Assuming you actually want equality, I suggest you create your own wrapper which contains a byte[] and implements equality and hash code generation appropriately:

public final class ByteArrayWrapper
{
    private final byte[] data;

    public ByteArrayWrapper(byte[] data)
    {
        if (data == null)
        {
            throw new NullPointerException();
        }
        this.data = data;
    }

    @Override
    public boolean equals(Object other)
    {
        if (!(other instanceof ByteArrayWrapper))
        {
            return false;
        }
        return Arrays.equals(data, ((ByteArrayWrapper)other).data);
    }

    @Override
    public int hashCode()
    {
        return Arrays.hashCode(data);
    }
}

Note that if you change the values within the byte array after using the ByteArrayWrapper, as a key in a HashMap (etc) you'll have problems looking up the key again... you could take a copy of the data in the ByteArrayWrapper constructor if you want, but obviously that will be a waste of performance if you know you won't be changing the contents of the byte array.

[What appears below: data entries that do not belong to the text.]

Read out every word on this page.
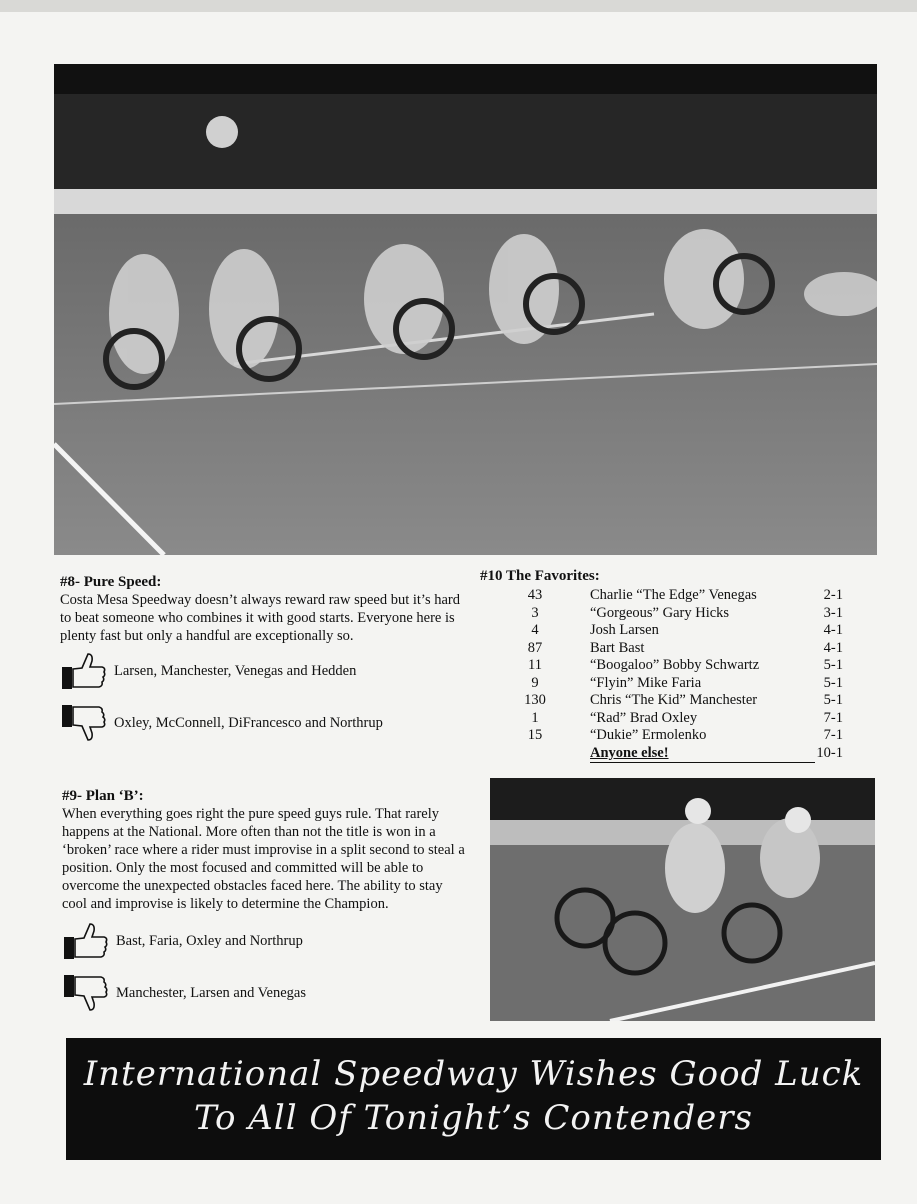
#8- Pure Speed:
Costa Mesa Speedway doesn’t always reward raw speed but it’s hard to beat someone who combines it with good starts. Everyone here is plenty fast but only a handful are exceptionally so.
Larsen, Manchester, Venegas and Hedden
Oxley, McConnell, DiFrancesco and Northrup
#10 The Favorites:
43	Charlie “The Edge” Venegas	2-1
3	“Gorgeous” Gary Hicks	3-1
4	Josh Larsen	4-1
87	Bart Bast	4-1
11	“Boogaloo” Bobby Schwartz	5-1
9	“Flyin” Mike Faria	5-1
130	Chris “The Kid” Manchester	5-1
1	“Rad” Brad Oxley	7-1
15	“Dukie” Ermolenko	7-1
	Anyone else!	10-1
#9- Plan ‘B’:
When everything goes right the pure speed guys rule. That rarely happens at the National. More often than not the title is won in a ‘broken’ race where a rider must improvise in a split second to steal a position. Only the most focused and committed will be able to overcome the unexpected obstacles faced here. The ability to stay cool and improvise is likely to determine the Champion.
Bast, Faria, Oxley and Northrup
Manchester, Larsen and Venegas
International Speedway Wishes Good Luck
To All Of Tonight’s Contenders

EDIT: As mentioned in the comments, you could also use ByteBuffer for this (in particular, its ByteBuffer#wrap(byte[]) method). I don't know whether it's really the right thing, given all the extra abilities that ByteBuffers have which you don't need, but it's an option.


The problem is that byte[] uses object identity for equals and hashCode, so that

byte[] b1 = {1, 2, 3}
byte[] b2 = {1, 2, 3}

will not match in a HashMap. I see three options:

  1. Wrapping in a String, but then you have to be careful about encoding issues (you need to make certain that the byte -> String -> byte gives you the same bytes).
  2. Use List<Byte> (can be expensive in memory).
  3. Do your own wrapping class, writing hashCode and equals to use the contents of the byte array.